I, like you, like to come up with things as a go along, but you might have an easier time if you stop for just a bit and formulate some thoughts about the races. Maybe imagine them doing things outside of this story; put yourself in their shoes for a day. Are they sitting down and doing advanced mathematics of some sort, or are they maybe out competing at who can catch the most deer or whatever the equivalent is in this universe. Then use those customs that race has to describe them. They should be able to stand on their own, outside of this story, as a functioning (or at least semi) society of some sort.
Thank you, I like that idea (of imagining them beyond the plot) and I’ll
keep it in mind for various stories.
Well, you don’t have to ask the player their hair and eye color in the first place!
In fact, I’m planning on my story to ask for your gender at earlier point in the story (which is no confirmation), and then ask for the name at the scene where an npc ask their name (this one has conf.)
It’s all about the flow. No need to question the player immediately, especially when you’re not going to use them anytime soon.
There’s this thread… umm… where is it…
Ah! here it is
But just in case if you found that thread confusing, I’ll list the steps you need to complete in an order.
Download smPluginMenuAddon.js (click the File link)
Move the file you just downloaded to your “…/web/” folder. (There’re various .js files such as navigator.js, scene.js, and util.js)
Go to “…/web/mygame/” folder and edit the index.html file (use notepad/similar program to edit the file).
Inside, you’ll see codes and stuffs. But what you want to do is, locate a bunch of
<script src="...code lines and copy this code anywhere between those code bunches.
Now, go to your normal startup.txt file and insert this code anywhere on your variable declarations part.
*sm_init [title] | 3
Make sure you replace the [title] with the actual title of your game
Don’t forget to save every changes you’ve made![/details]
I may nix the eye/hair color thing for now and put in something about it
later. Thank you for making that point. Is the save something that works
with Chronicler, the choicescript visual editor? That’s the one I prefer to
Well, implementing that save system doesn’t have anything to do with Chronicler, I’m afraid.
That being said, you’ll have to open the files I mentioned manually, since it’s pure coding stuff.
Especially the index.html part.
But to be blunt, the steps are basically just to put extra one and two codelines via text editor and save the changes.

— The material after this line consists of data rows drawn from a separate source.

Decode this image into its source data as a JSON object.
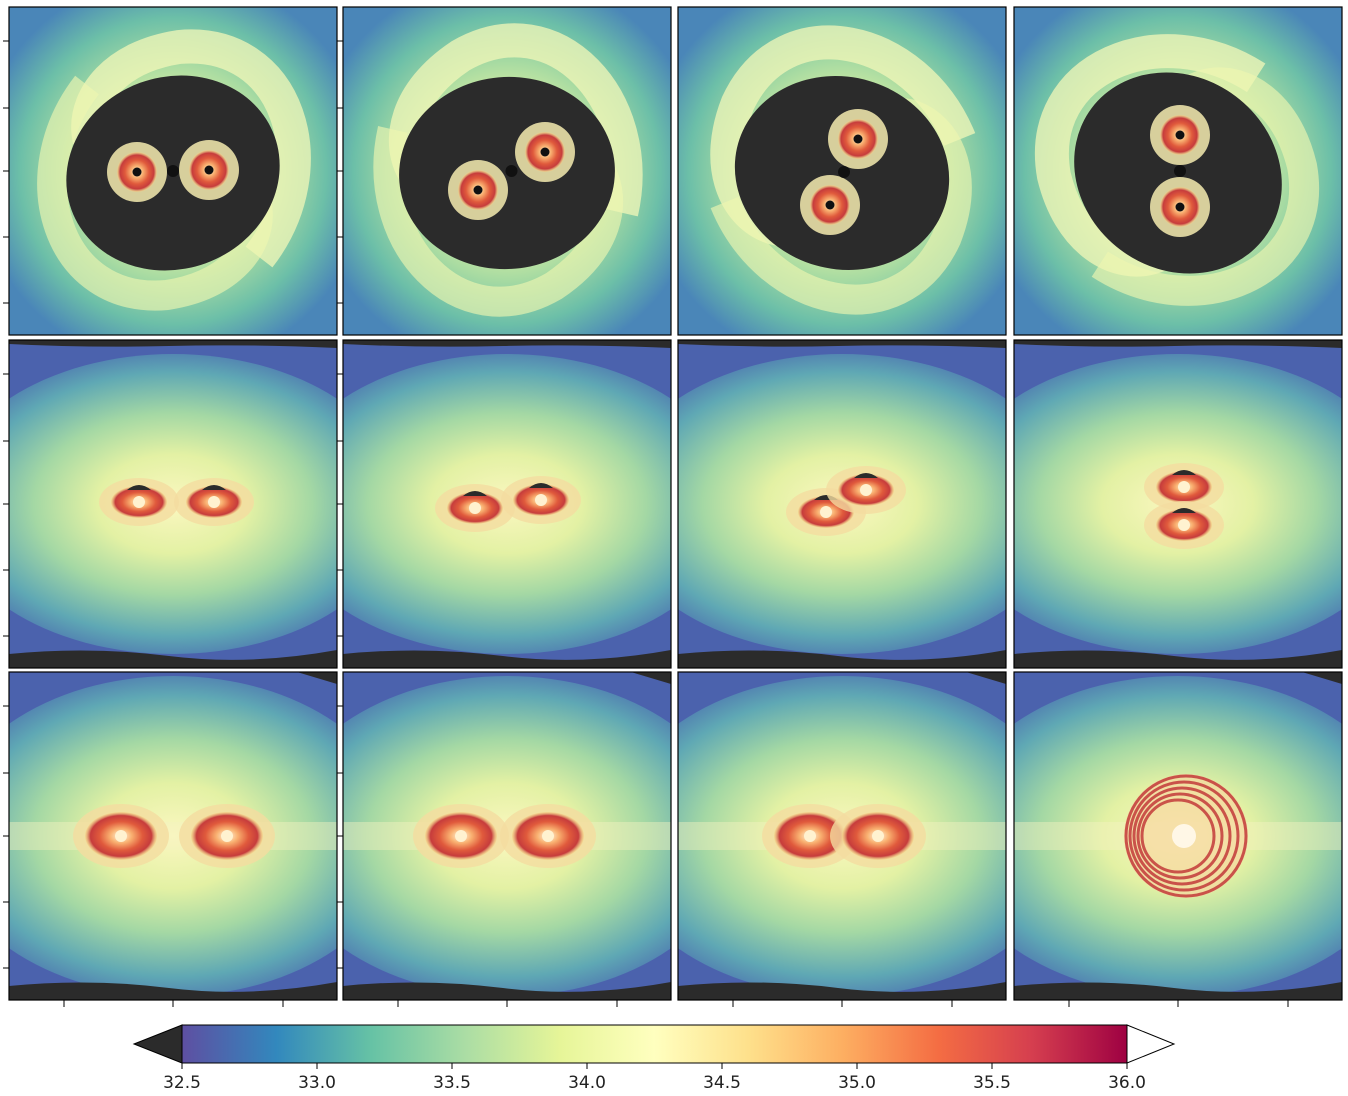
{
  "figure": {
    "rows": 3,
    "cols": 4,
    "row_views": [
      "face-on",
      "edge-on tilted",
      "edge-on"
    ],
    "panel_snapshots": [
      "snapshot-1",
      "snapshot-2",
      "snapshot-3",
      "snapshot-4"
    ],
    "background_color": "#2b2b2b"
  },
  "colorbar": {
    "colormap": "Spectral_r",
    "extend": "both",
    "min": 32.5,
    "max": 36.0,
    "tick_labels": [
      "32.5",
      "33.0",
      "33.5",
      "34.0",
      "34.5",
      "35.0",
      "35.5",
      "36.0"
    ],
    "colors": [
      "#5e4fa2",
      "#3288bd",
      "#66c2a5",
      "#abdda4",
      "#e6f598",
      "#ffffbf",
      "#fee08b",
      "#fdae61",
      "#f46d43",
      "#d53e4f",
      "#9e0142"
    ],
    "under_color": "#2b2b2b",
    "over_color": "#ffffff"
  }
}
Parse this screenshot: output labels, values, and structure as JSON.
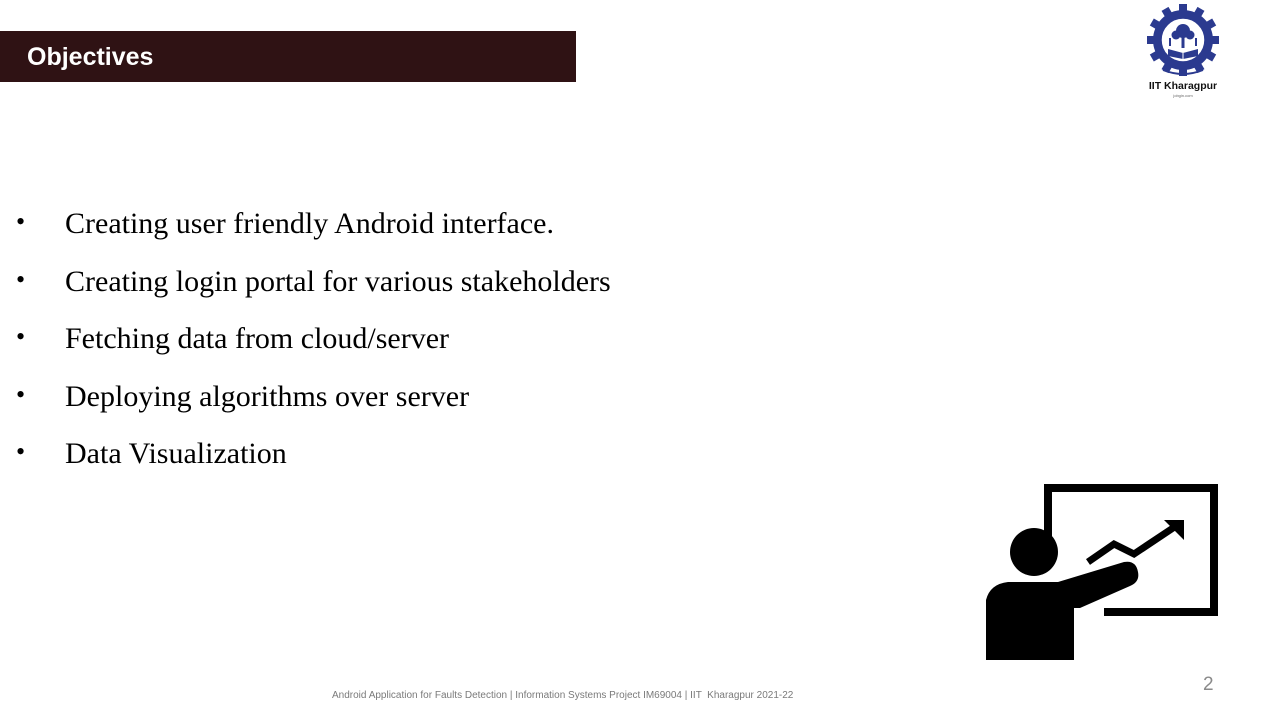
{
  "slide": {
    "title": "Objectives",
    "bullets": [
      "Creating user friendly Android interface.",
      "Creating login portal for various stakeholders",
      "Fetching data from cloud/server",
      "Deploying algorithms over server",
      "Data Visualization"
    ],
    "bullet_symbol": "•",
    "footer": "Android Application for Faults Detection | Information Systems Project IM69004 | IIT  Kharagpur 2021-22",
    "page_number": "2"
  },
  "logo": {
    "name": "IIT Kharagpur",
    "sub": "jobgin.com",
    "icon": "iit-kharagpur-emblem-icon"
  },
  "illustration": {
    "icon": "presenter-chart-icon"
  },
  "colors": {
    "title_bar": "#2f1214",
    "title_text": "#ffffff",
    "logo_blue": "#2b3a8f",
    "footer_text": "#7a7a7a"
  }
}
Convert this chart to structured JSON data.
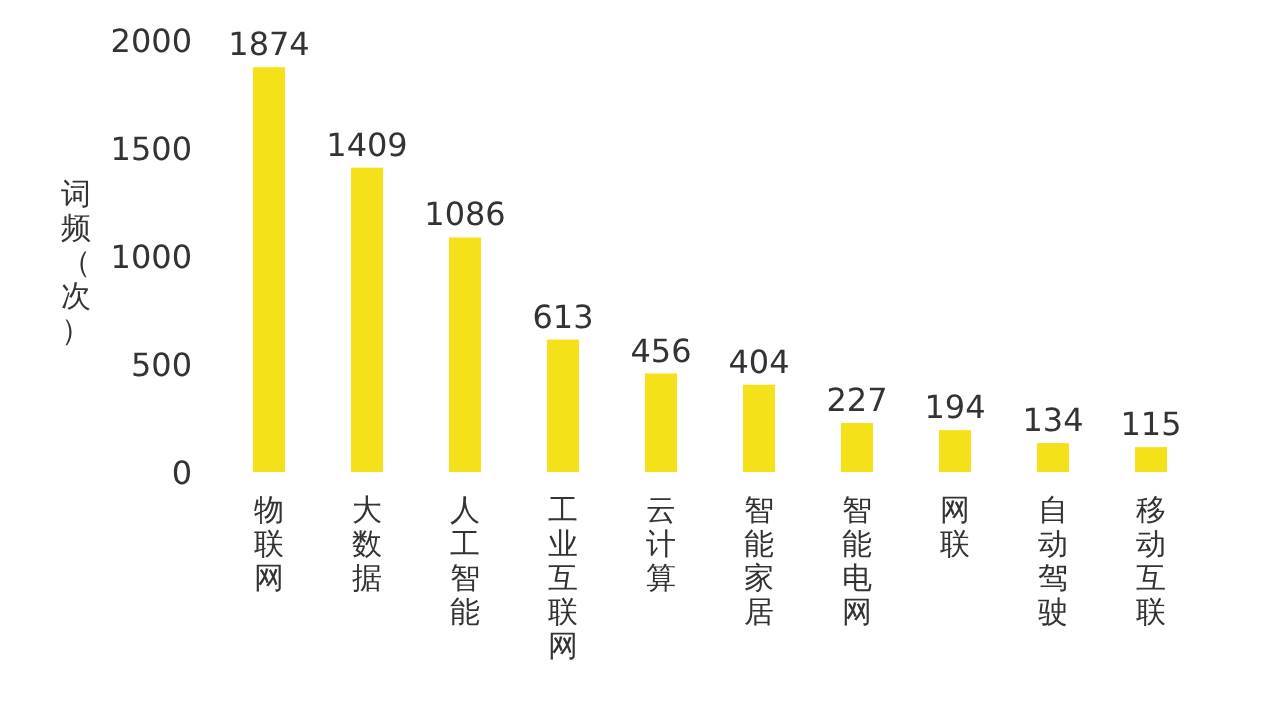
{
  "chart_data": {
    "type": "bar",
    "ylabel": "词频（次）",
    "categories": [
      "物联网",
      "大数据",
      "人工智能",
      "工业互联网",
      "云计算",
      "智能家居",
      "智能电网",
      "网联",
      "自动驾驶",
      "移动互联"
    ],
    "values": [
      1874,
      1409,
      1086,
      613,
      456,
      404,
      227,
      194,
      134,
      115
    ],
    "color": "#f5e11a",
    "ylim": [
      0,
      2000
    ],
    "yticks": [
      0,
      500,
      1000,
      1500,
      2000
    ],
    "data_labels": true
  }
}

Now, I don’t use the chronicler tool so I don’t know much about it, but maybe the tool itself has its own saving add-on that can be applied to your game. Just saying.
What kind of ROs do you plan on adding in the future? One with the queen I hope
I’m honestly not sure. The queen may be one, albeit a difficult one to get.
Oh pretty please with your Majesty on top👑 My MC wants to serve his queen😁
Oh lawdy, that sounded dirty lol
Like I said, she would probably be difficult, but it seems to be popular so
I’ll try to work in the possibility
I have not tested it myself, but I see no reason why it wouldn’t work. As @Szaal mentioned the saving system affects your ChoiceScript install, not Chronicler. All that Chronicler touches is the scene.txt files.
It’s been awhile since I’ve used @dashingdon’s site, so I’m not certain that those changes can be uploaded there.